Clayton: What I find fascinating is all people, across socioeconomic and racial lines, when they are transitioning [they] will reach in the air with their hands and exhibit what I call the dance of death. Their hands reach up, and sometimes it appears like they are between two worlds. I imagine there is a neurological rationale for this.

Nickelsberg: On the 25th, he expired, at 12-something, between 12 and 1 in the afternoon. Twenty-fifth of December, Christmas Day. But it was California, where, you know, Christmas is quiet. There is no snow or freezing, and everyone is out wearing red like a reindeer.

Funeral home employees wheel Nickelsberg’s body, covered in the American flag, to a hearse.
Robert Nickelsberg
Photos of Nickelsberg during his army days and with his wife are displayed at his funeral.
Robert Nickelsberg

Nickelsberg: The undertakers were there. The funeral home had arrived. Two guys wearing black suits had come in with their gurney, an empty gurney. The hospice nurse had dressed him — proper shirt, pair of pants. He’d been shaved. The undertakers took a certain amount of data from me, then wrapped him in a white sheet and pulled him over to a gurney, which is at the same height as a hospital bed. Took him out to the hallway. I was trying to photograph it all, figure out, is there enough light in here, and what the hell is going on, you know? And they say, “Was your dad a vet?”

And I am thinking, “Why?” And they have the blanket ready to cover the white shrouded body, and I say, “Yes, he was.” And they quickly turned it around and turned it into an American flag. They had a two-sided blanket that comes as a kit on the gurney.

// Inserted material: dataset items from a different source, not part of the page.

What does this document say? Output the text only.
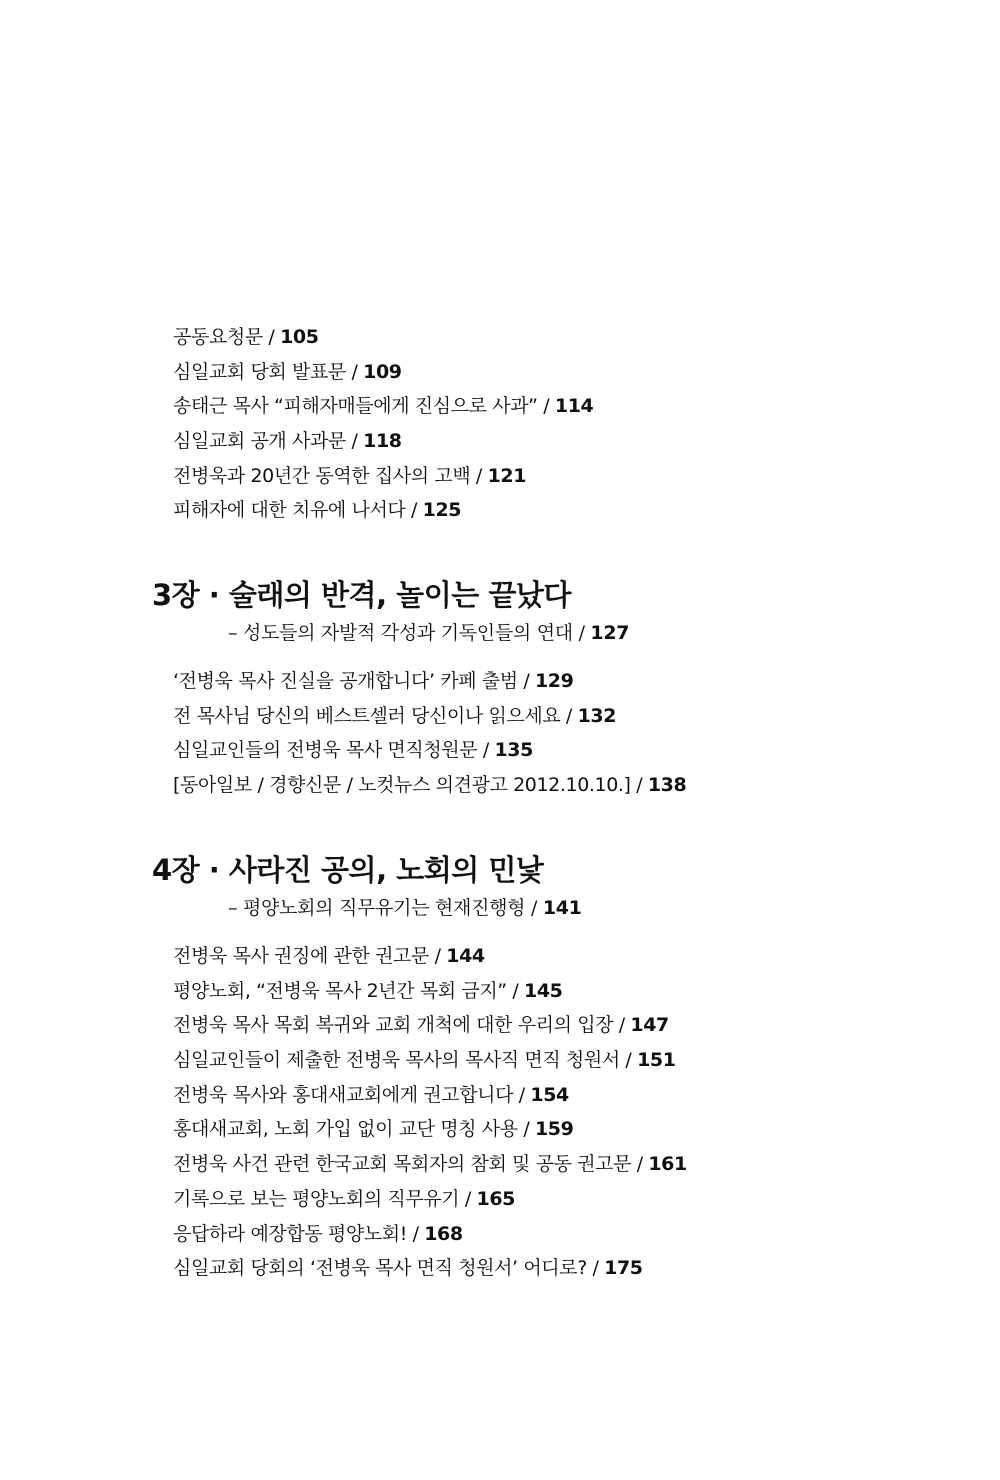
공동요청문 / 105
심일교회 당회 발표문 / 109
송태근 목사 “피해자매들에게 진심으로 사과” / 114
심일교회 공개 사과문 / 118
전병욱과 20년간 동역한 집사의 고백 / 121
피해자에 대한 치유에 나서다 / 125
3장 · 술래의 반격, 놀이는 끝났다
– 성도들의 자발적 각성과 기독인들의 연대 / 127
‘전병욱 목사 진실을 공개합니다’ 카페 출범 / 129
전 목사님 당신의 베스트셀러 당신이나 읽으세요 / 132
심일교인들의 전병욱 목사 면직청원문 / 135
[동아일보 / 경향신문 / 노컷뉴스 의견광고 2012.10.10.] / 138
4장 · 사라진 공의, 노회의 민낯
– 평양노회의 직무유기는 현재진행형 / 141
전병욱 목사 권징에 관한 권고문 / 144
평양노회, “전병욱 목사 2년간 목회 금지” / 145
전병욱 목사 목회 복귀와 교회 개척에 대한 우리의 입장 / 147
심일교인들이 제출한 전병욱 목사의 목사직 면직 청원서 / 151
전병욱 목사와 홍대새교회에게 권고합니다 / 154
홍대새교회, 노회 가입 없이 교단 명칭 사용 / 159
전병욱 사건 관련 한국교회 목회자의 참회 및 공동 권고문 / 161
기록으로 보는 평양노회의 직무유기 / 165
응답하라 예장합동 평양노회! / 168
심일교회 당회의 ‘전병욱 목사 면직 청원서’ 어디로? / 175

Nickelsberg: My dad didn’t polish his brass all the time, and he was certainly left of center in his political point of view — against the Vietnam War. I think in the end two people showed up from some National Guard unit around New Jersey, where he was buried. And very respectfully, there was a recording of taps. And the flag, the middle of winter and dark brown, faded green cemetery — it was perfect. Red, white and blue. And it wasn’t out of place. It wasn’t gratuitous, and it would have meant something to him, and I think if it had been one of his buddies, if he had been at that cemetery, he would have said that it was well done.

Nickelsberg’s casket is lowered into a grave at a cemetery in Ridgewood, New Jersey, near where he lived much of his adult life.